De la Vie au cœur de la Terre
Science & Vie Août 2013 N° 1151
La quête des origines relancée
Une nouvelle discipline, la géobiologie
Les géobiologistes n'en finissent pas de découvrir ces dernières années, des organismes
vivants. Ces "intraterrestres" semblent nés de la roche même, au terme de réactions
chimiques souterraines. De quoi bouleverser les origines de la Vie, voire la quête d'une vie
extraterrestre.
Les premières découvertes incontestables d'une Vie intraterrestre datent de 1987, quand les
américains, à la recherche d'un site de stockage de leurs déchets nucléaires (!), lors des
forages profond de 500 mètres, les microbiologistes constatèrent que la roche, loin d'être
stérile, abritait une profusion de microbes.
Et si tout avait commencé dans les grandes profondeurs de la Terre (évidemment cela fait
moins rêver qu'une origine cosmique) ?
Plus les géologues ont creusé profondément dans le sous-sol rocheux de la Terre, plus les
biologistes ont été stupéfaits par la diversité des micro-organismes qu'ils découvraient. Des
micro-organismes qui ont réussi à coloniser ces contrées d'outre-tombe en s'abritant dans les
pores et interstices de la roche, et en s'alimentant souvent de l'énergie chimique résultant du
contact entre les minéraux et l'eau. Et si la Vie n'était pas née sur Terre, mais dans la Terre ?

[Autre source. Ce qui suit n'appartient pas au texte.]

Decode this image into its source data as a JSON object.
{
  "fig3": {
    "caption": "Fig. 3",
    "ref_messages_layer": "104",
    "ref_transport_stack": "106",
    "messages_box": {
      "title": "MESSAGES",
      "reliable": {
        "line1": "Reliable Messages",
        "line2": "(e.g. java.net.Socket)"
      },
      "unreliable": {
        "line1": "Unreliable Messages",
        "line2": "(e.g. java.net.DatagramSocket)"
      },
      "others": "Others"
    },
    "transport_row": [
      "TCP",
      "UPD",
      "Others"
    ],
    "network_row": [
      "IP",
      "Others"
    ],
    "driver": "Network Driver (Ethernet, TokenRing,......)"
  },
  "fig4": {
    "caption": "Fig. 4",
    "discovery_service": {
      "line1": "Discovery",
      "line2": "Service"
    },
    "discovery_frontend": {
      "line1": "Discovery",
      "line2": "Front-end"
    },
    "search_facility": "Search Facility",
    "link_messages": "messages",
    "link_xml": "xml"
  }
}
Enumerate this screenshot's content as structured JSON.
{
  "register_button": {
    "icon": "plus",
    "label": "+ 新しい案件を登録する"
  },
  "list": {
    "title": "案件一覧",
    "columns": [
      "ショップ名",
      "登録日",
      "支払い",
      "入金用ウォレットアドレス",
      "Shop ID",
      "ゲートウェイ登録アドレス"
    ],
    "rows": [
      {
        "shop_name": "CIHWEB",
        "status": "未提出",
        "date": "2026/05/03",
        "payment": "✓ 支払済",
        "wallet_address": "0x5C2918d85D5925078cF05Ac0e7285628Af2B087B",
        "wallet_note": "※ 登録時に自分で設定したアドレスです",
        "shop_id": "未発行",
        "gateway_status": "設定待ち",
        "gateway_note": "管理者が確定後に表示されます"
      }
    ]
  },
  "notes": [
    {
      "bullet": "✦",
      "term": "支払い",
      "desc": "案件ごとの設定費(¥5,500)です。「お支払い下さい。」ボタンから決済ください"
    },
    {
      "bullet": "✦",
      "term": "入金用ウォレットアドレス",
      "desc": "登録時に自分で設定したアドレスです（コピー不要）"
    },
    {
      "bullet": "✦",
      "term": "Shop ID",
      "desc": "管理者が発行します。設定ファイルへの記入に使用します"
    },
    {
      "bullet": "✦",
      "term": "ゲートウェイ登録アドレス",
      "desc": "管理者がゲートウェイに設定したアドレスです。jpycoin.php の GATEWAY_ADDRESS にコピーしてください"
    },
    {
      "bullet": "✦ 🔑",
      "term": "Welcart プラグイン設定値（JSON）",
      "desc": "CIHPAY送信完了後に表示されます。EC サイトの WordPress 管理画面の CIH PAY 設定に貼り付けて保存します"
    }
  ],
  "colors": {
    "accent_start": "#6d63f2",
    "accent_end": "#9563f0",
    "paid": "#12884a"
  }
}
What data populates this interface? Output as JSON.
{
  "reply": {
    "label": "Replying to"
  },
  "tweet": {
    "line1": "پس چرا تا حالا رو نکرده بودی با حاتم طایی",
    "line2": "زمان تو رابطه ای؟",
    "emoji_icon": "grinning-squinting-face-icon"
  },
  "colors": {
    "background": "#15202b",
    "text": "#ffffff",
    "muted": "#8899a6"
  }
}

Renversant, ce scénario repose pourtant sur un faisceau croissant de résultats issus de
l'expérimentation et d'observations. Les géobiologistes essaient de démontrer que les
conditions environnementales dantesques de ces grandes profondeurs sont propices à
l'apparition de molécules complexes nécessaires à la Vie. Des échantillons de roches prélevés
profondément dans la croûte océanique montrent, à leur surface ou dans les fines veinules
rocheuses qui strient ces blocs, une extraordinaire diversité de molécules organiques. L'origine
de ces molécules ne semble pas toujours être biologique, mais minérale, et que ces sécrétions
rocheuses pourraient même constituer des témoins de réactions chimiques capables de
générer des composés organiques complexes dans les profondeurs de la Terre. Les premiers
résultats des recherches indiquent que les roches du manteau terrestre, placées dans
certaines conditions, sécrètent bel et bien les molécules de la Vie.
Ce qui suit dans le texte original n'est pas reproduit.